Caine's performance is so prickly, so burnt-crisp around the edges, and so direct that it's deeply touching without ever being cloying. Each night, before he turns out the lights on his ward full of orphans, he recites the same little speech to them: "Good night, you princes of Maine, you kings of New England." The words are his way of declaring to them that no matter how worthless they may look to the rest of the world, they're royalty to him, and he says them with such cantankerous affection that we -- just like the little boys huddled under the covers -- sometimes can't help giggling a little at them.
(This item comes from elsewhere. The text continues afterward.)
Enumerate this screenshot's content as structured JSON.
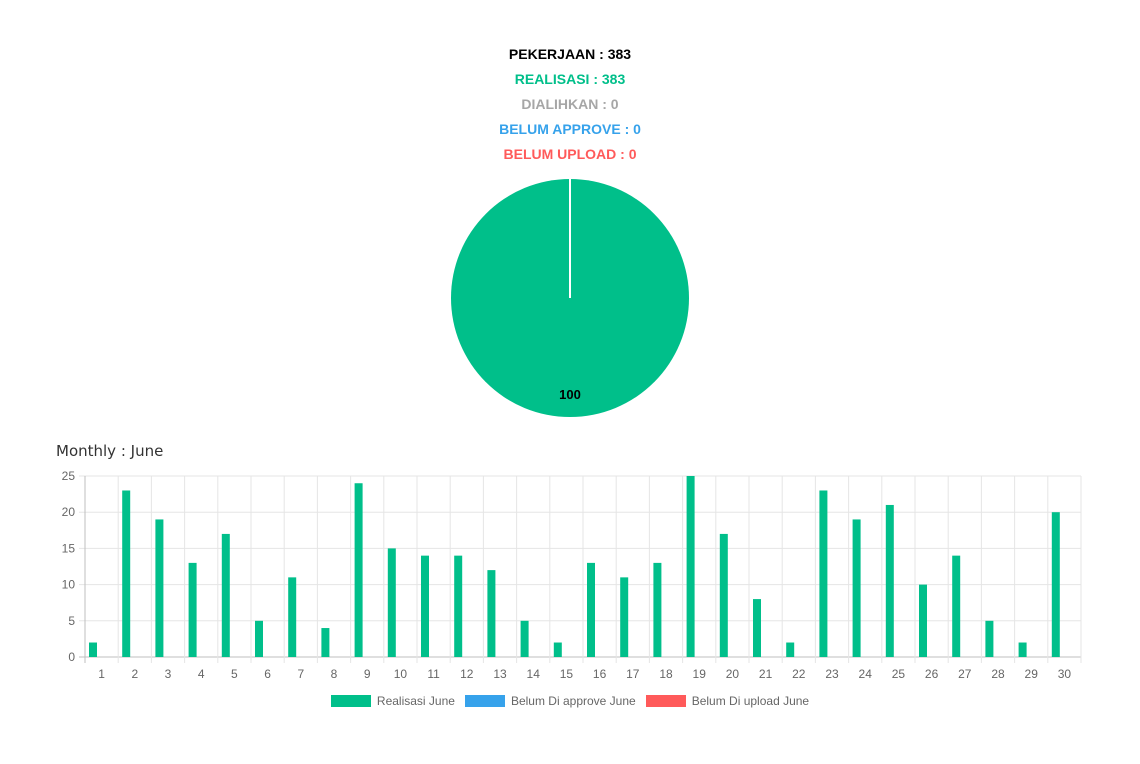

That they're spoken by a rufty-tufty actor like Caine, a journeyman who's known for taking lousy roles as well as good ones simply to keep working, makes them mean even more: He's not just paying lip service. Caine's wonderfully polished roughness stands as a symbol for the way "The Cider House Rules" follows every rule in the book and still has the capacity to surprise us. Deeply enjoyable, well-crafted and sensibly conventional, it's not the kind of movie you see every day. You could almost call it subversive.